Figure 2. Histology of P7 WT, γB(S11R/S11R) and γB(S11R/S11R) α8(Kiα3/Kiα3) lenses.

Wide field view of lens sections are shown on the left panels. Scale bar, 100 µm. High magnification views of selective interior fiber cells of lens sections are shown on the middle panels (dashed boxes, about 500–580 µm distance from the lens capsule) and the right panels (solid boxes, about 800–880 µm from the lens capsule). Uniformly elongated and tightly packed interior fiber cells are present in wild-type lens sections (the top panels) while irregularly elongated and loosely packed interior fiber cells (indicated by arrowheads on the middle panel) and disintegrated fiber cells (indicated by arrows on the middle-right panel) appears in γB(S11R/S11R) lenses. However, γB(S11R/S11R) α8(Kiα3/Kiα3) lens section displays uniformly elongated and tightly packed interior fiber cells without noticeable disintegrated fiber cells in the lens core (the bottom panels). Scale bars, 20 µm.

Figure 3. The distribution of actin filaments and cytosolic γ-crystallin in lens fiber cells.

(A) Postnatal day 1 (P1) WT, γB(S11R/S11R) and γB(S11R/S11R) α8(Kiα3/Kiα3) lens frozen sections were stained with anti-γ-crystallin antibody (green) and rhodamine-phalloidin (red). Select areas (boxes, about 460–530 µm from lens capsule) reveal both separated and merged fluorescent images of γ-crystallin and F-actin in lens inner fiber cells. Wild-type lenses show typical F-actin staining and uniformly distributed γ-crystallins while γB(S11R/S11R) lenses show both aberrant F-actin (arrowheads) and γ-crystallin aggregates along cell-cell boundaries (without F-actin, an arrow) in lens inner regions. Remarkably, γB(S11R/S11R) α8(Kiα3/Kiα3) lenses display normal F-actin with cytosolic γ-crystallins in inner fiber cells. Scale bars, 50 µm. (B) Enlarged view and merged fluorescent images of immunostained α3-connexin (green) with rhodamine-phalloidin-stained F-actin (red) in inner fiber cells of WT, γB(S11R/S11R) and γB(S11R/S11R) α8(Kiα3/Kiα3) lenses from P7 mice. Scale bars, 50 µm.

Figure 4. Levels of lens connexins and total lens calcium.

(A) Western blotting images and densitometric quantifications of the expression level of α3 connexin and α8 connexin in P10 WT, γB(S11R/S11R) and γB(S11R/S11R) α8(Kiα3/Kiα3) lenses. (B) Total lens calcium levels in P10 WT, γB(S11R/S11R) and γB(S11R/S11R) α8(Kiα3/Kiα3) lenses. (C) Western blotting images of lens total αA-, αB-, β-, γ-crystallin and actin.

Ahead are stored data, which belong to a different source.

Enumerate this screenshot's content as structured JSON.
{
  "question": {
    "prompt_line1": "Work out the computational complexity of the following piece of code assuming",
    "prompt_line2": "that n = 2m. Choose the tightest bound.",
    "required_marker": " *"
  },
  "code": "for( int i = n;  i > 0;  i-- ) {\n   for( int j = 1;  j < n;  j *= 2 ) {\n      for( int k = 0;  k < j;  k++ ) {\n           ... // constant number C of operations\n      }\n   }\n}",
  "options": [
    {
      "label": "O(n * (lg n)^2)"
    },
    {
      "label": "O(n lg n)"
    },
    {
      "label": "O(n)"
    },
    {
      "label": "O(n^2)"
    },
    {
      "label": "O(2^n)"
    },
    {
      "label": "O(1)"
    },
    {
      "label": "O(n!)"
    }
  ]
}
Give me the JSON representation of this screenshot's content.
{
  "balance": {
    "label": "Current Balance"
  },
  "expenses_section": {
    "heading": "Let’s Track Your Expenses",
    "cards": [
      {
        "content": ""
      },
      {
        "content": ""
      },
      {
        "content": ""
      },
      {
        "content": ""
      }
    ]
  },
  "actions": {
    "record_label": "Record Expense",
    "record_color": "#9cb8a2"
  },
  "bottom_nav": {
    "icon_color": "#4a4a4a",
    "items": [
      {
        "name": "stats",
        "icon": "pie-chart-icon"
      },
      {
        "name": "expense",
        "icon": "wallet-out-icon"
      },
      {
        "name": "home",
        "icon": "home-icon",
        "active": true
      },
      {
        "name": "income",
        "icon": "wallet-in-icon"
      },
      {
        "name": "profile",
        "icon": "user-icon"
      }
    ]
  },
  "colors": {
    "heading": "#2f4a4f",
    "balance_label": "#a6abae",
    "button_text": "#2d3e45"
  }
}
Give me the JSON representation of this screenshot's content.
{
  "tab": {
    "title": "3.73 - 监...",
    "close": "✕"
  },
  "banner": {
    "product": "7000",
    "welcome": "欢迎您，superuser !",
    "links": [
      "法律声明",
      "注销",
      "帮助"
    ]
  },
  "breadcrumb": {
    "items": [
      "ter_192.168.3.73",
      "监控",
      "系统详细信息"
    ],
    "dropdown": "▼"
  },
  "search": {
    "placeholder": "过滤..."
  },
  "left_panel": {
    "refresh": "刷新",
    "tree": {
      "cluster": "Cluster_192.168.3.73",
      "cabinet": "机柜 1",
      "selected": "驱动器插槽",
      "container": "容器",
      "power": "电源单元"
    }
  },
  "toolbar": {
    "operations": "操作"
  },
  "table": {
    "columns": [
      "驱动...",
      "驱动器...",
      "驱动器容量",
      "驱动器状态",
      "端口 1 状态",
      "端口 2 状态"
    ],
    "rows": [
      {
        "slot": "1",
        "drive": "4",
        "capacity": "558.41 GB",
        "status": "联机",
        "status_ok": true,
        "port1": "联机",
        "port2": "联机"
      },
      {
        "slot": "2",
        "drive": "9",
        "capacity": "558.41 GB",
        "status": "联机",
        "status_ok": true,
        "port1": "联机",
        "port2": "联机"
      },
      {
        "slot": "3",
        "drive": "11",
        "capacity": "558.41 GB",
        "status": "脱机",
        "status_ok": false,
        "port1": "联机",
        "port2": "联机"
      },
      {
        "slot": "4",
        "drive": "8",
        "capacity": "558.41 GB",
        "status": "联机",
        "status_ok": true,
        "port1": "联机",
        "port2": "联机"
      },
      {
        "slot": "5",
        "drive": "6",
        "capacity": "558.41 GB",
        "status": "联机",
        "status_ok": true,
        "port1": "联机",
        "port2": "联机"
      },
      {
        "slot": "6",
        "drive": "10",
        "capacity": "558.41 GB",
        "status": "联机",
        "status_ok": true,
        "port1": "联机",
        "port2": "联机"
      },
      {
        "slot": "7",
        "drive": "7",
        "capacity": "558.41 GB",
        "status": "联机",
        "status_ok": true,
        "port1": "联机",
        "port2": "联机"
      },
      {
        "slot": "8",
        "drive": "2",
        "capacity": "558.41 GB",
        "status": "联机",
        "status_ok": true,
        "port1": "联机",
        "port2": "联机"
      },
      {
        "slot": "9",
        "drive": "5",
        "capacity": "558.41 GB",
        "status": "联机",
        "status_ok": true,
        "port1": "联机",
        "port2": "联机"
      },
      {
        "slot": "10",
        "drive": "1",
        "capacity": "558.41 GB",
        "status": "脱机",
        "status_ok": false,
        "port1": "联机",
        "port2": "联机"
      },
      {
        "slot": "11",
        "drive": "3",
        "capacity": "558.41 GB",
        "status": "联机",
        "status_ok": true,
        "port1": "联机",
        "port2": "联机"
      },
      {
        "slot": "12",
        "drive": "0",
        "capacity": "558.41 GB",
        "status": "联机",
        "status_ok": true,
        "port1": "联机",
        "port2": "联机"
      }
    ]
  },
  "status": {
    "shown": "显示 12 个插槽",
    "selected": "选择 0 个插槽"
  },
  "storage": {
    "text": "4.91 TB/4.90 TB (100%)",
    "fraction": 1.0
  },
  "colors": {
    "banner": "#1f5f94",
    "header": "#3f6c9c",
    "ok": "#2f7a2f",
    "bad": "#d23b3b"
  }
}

Arrowheads indicate the cleaved forms of crystallins. Two major cleaved forms of αA- and αB-crystallins are marked as αA-C1, αA-C2, αB-C1 and αB-C2, respectively.

Figure 5. Correlation between cleaved crystallin proteins and the severity of nuclear cataracts.

(A) Lens photos from three γB(S11R/S11R) α8(Kiα3/−) α3(−/−) littermates at the age of one month. Scale bar, 1 mm. (B) Western blotting images of lens total αA-, αB-, β- and γ-crystallins. Arrowheads indicate the cleaved forms of crystallins. Two major cleaved forms of αA- and αB-crystallins are marked as αA-C1, αA-C2, αB-C1, and αB-C2, respectively.